Yo! Bill:
Monday September 09 1996 14:59, Bill Funk wrote to Bill Cheek:
BF>>> Neat, for sure. I just do it another way. Although, to be honest,
BF>>> I've never found a birdie on the R-7100. It's neat to hook it up to
BF>>> Grove's spectrum analyzer, and watch internal signals march up and
BF>>> down when searching. But the radio never stops on them. *Yet*
BC>> Does the radio hit them? Why won't it stop on 'em? And what happens
BC>> if you manually stop on one?
BF> I can (and have) tried to get the radio to stop on the travelling
BF> signals, but it won't, so far. The output to the Grove SDU 100 is out
BF> of the IF. I don't know, and can't read the schematic well enough to
BF> tell (and it sure isn't mentioned in the service manual!), but there
BF> may be a discriminator of some sort that will allow the radio to tell
BF> the spurious signals from the real ones. Using the tuning wheel,
BF> tuning to one of the internal signals, the S-meter won't move, I get
BF> nothing with the squelch turned all the way down except the normal
BF> hash, the radio just doesn't seem to know the signal's there.
Ahhhhhh....... I think I know what's going on there. The better radios,
PRO-2004/5/6 included, and no doubt, Icom, employ effective little circuits
called 'traps' to block known pseudo-signals. You could call these "notch
filters", I suppose......but 'traps' are the correct term.
The thing is, those flakey signals do exist up there in the early IF stages
where the spectrum display is connected. But down the IF strip a ways are
the traps, so that in effect, the detector/discriminator and metering
circuits simply do not see these signals.
BF> But, I can't see any reason for it to be skipped, otherwise.

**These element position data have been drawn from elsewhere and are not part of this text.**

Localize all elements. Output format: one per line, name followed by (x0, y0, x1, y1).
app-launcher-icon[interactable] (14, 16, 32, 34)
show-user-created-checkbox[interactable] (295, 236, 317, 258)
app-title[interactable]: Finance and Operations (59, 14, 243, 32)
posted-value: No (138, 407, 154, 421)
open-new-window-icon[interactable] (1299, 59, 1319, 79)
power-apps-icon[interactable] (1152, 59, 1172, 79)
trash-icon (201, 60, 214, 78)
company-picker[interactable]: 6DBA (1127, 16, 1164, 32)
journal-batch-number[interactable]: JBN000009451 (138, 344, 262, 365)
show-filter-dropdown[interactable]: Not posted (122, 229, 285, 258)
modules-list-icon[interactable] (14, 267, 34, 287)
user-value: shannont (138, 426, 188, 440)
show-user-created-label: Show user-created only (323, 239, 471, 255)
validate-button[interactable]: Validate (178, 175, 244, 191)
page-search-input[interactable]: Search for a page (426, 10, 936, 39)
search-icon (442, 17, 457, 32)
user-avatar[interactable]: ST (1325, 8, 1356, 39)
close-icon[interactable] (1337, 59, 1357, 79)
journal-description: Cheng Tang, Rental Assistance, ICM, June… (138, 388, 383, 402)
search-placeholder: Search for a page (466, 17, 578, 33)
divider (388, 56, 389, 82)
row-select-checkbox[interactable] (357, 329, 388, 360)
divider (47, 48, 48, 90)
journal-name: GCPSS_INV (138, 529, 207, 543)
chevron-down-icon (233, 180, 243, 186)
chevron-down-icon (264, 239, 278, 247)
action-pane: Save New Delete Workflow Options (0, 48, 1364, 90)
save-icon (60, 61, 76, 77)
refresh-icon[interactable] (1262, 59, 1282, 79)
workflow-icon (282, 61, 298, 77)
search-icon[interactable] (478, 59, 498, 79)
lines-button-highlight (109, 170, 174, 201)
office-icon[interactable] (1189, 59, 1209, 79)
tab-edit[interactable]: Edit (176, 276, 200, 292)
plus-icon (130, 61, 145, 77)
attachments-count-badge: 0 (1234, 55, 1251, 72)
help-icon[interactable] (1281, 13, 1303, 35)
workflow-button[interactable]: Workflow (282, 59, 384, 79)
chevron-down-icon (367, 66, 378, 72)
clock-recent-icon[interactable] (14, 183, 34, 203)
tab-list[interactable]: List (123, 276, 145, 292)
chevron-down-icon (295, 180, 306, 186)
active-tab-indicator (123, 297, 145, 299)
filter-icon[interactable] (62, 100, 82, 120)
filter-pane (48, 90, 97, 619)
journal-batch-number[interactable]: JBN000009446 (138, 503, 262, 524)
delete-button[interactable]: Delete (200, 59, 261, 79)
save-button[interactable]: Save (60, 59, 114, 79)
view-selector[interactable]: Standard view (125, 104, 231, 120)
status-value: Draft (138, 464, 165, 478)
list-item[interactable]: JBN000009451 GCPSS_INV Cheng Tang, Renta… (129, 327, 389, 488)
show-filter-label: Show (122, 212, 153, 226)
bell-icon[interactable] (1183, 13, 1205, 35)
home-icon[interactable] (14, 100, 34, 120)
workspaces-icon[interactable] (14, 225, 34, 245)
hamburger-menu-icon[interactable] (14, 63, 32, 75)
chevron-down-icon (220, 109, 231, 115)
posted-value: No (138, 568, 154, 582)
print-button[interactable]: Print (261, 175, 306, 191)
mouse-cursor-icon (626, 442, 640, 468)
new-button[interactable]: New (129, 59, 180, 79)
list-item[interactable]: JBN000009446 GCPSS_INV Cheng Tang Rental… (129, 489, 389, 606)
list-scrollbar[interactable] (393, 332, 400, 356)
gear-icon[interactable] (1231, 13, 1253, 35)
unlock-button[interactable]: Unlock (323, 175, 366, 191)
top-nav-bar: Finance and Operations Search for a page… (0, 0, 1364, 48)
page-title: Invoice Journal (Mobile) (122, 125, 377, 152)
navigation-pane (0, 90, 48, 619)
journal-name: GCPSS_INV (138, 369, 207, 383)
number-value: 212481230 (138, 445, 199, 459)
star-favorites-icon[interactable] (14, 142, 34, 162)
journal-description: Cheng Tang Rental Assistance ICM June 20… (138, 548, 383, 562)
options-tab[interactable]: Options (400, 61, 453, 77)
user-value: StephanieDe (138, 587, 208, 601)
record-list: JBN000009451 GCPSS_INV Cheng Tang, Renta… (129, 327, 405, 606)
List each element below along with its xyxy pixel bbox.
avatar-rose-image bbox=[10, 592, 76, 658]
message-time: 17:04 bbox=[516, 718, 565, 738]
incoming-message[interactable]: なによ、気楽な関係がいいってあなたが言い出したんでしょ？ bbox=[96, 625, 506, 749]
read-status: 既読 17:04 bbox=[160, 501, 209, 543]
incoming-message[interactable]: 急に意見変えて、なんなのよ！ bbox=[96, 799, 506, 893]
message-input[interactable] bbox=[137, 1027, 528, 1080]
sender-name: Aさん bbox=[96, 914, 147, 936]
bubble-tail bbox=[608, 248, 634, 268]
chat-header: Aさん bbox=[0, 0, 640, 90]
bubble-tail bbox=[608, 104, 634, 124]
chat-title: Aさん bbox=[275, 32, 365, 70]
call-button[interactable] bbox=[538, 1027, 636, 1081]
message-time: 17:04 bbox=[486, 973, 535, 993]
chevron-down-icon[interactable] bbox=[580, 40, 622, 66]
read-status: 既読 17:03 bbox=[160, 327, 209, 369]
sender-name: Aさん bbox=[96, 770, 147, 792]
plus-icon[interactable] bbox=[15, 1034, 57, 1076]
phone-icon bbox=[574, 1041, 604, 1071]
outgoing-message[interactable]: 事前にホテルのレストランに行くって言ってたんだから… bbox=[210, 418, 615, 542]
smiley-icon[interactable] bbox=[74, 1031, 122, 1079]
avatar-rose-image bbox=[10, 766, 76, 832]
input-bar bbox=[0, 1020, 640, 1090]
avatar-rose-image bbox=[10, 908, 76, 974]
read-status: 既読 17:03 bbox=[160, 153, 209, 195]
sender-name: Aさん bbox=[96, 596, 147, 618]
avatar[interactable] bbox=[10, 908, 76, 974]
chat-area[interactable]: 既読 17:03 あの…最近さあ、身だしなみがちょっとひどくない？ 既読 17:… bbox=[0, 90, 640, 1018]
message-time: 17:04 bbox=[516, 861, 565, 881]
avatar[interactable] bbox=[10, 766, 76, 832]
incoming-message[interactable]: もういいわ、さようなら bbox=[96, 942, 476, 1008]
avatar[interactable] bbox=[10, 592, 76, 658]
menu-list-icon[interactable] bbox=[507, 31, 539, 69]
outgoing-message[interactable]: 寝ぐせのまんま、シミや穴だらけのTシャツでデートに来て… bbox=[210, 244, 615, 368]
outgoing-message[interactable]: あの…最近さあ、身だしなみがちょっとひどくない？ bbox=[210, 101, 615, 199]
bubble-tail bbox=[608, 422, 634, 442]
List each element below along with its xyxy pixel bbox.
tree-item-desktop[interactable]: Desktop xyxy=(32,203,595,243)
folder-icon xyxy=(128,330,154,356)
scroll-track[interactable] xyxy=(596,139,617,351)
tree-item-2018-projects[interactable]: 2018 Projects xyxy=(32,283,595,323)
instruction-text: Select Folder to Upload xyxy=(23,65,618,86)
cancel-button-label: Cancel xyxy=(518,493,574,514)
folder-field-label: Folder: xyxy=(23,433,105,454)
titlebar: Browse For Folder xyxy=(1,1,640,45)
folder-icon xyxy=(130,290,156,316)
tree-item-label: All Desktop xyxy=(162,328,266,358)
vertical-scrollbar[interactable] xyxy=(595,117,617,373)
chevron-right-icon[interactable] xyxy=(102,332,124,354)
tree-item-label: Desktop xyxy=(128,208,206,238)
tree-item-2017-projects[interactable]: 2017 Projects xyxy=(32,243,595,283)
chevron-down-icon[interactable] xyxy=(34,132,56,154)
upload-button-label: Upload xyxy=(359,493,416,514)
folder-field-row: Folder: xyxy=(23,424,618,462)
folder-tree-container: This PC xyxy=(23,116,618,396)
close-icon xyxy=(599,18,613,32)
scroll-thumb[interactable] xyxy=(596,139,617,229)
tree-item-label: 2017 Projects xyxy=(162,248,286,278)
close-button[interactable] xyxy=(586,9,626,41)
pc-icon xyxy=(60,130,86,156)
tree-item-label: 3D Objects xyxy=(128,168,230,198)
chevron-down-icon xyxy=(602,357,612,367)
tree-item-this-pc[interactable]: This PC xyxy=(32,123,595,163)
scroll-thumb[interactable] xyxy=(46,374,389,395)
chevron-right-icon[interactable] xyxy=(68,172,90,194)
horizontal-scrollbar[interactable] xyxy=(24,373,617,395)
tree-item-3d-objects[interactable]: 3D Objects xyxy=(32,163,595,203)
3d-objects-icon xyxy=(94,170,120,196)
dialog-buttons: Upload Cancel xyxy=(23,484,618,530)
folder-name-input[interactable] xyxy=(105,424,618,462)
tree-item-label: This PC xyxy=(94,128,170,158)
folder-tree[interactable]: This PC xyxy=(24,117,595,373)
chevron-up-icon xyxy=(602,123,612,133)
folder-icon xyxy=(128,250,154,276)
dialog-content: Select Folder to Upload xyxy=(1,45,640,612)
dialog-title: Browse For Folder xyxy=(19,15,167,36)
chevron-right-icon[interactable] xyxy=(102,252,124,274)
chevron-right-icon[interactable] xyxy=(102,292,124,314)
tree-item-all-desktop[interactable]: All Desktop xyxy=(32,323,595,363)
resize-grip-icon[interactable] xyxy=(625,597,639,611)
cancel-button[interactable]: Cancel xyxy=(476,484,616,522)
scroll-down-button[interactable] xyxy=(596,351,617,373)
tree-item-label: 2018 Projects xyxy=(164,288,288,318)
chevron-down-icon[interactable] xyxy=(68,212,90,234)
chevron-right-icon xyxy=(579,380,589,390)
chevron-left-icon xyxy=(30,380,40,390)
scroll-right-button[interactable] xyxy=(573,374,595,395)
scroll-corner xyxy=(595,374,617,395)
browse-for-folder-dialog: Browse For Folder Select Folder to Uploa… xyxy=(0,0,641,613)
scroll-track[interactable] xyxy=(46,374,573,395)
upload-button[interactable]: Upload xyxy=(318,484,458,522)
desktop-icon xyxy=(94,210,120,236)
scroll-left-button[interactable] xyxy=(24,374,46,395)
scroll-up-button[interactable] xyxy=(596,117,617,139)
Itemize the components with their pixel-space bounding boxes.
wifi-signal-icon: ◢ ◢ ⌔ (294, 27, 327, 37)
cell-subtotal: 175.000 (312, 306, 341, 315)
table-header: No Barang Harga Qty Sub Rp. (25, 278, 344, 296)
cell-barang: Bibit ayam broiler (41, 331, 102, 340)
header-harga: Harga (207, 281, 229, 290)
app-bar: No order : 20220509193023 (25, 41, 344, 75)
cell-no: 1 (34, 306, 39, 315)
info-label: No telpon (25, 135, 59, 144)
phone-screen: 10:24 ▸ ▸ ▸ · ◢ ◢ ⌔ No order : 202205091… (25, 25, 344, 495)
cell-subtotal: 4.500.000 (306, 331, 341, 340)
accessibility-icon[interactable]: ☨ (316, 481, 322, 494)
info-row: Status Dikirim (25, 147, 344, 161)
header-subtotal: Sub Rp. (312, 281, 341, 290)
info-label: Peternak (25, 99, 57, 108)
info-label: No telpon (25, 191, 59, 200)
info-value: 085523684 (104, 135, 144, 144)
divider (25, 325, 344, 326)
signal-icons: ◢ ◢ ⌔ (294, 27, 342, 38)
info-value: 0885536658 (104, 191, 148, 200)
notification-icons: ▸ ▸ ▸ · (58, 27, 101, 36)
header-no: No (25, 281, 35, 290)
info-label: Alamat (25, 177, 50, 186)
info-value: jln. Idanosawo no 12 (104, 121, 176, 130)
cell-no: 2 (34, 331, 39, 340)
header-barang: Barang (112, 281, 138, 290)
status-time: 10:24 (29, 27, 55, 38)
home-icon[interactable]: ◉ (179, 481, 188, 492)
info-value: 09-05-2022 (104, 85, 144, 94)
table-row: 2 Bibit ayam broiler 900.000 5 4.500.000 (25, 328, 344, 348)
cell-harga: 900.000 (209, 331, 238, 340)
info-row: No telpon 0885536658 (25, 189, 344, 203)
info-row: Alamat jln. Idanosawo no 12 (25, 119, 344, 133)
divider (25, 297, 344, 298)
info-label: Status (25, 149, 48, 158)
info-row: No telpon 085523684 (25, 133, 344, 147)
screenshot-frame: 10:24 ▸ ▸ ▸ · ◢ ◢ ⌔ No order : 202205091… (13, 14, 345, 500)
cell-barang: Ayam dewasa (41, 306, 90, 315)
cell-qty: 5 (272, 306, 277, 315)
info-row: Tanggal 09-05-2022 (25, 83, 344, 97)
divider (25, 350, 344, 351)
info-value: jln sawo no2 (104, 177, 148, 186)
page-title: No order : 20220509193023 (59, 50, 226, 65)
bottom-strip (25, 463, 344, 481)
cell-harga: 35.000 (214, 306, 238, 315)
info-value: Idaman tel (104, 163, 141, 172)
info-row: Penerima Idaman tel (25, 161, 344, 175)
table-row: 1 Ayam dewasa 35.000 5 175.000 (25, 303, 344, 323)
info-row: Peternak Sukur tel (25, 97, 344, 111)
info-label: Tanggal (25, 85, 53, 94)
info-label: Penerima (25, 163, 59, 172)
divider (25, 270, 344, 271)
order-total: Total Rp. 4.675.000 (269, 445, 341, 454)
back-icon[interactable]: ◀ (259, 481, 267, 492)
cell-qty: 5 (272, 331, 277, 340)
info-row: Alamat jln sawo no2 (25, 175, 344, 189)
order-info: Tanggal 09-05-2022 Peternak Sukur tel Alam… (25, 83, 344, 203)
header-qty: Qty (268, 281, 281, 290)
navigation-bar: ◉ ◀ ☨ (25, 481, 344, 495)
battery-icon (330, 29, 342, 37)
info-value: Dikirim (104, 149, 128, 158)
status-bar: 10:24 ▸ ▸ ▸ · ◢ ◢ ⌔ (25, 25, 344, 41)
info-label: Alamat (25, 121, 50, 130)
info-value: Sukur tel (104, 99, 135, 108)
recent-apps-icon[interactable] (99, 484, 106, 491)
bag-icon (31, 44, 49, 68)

I try
BF> changing modes,and the result is the same.) Like I said, I'm no tech,
BF> so I may not be describing this right.
Well, you described what you see..... and now I understand. If it weren't
for the 'traps' downstream, you WOULD see and hear those birdies or whatever
the hell they are. Actually, they're more than birdies. The strongest and
most predictable ones are simply trapped out. The IF and mixer scheme of the
radio actually allows REAL signals of the same frequency to pass right on
through, quite unawares of the trapped interferant.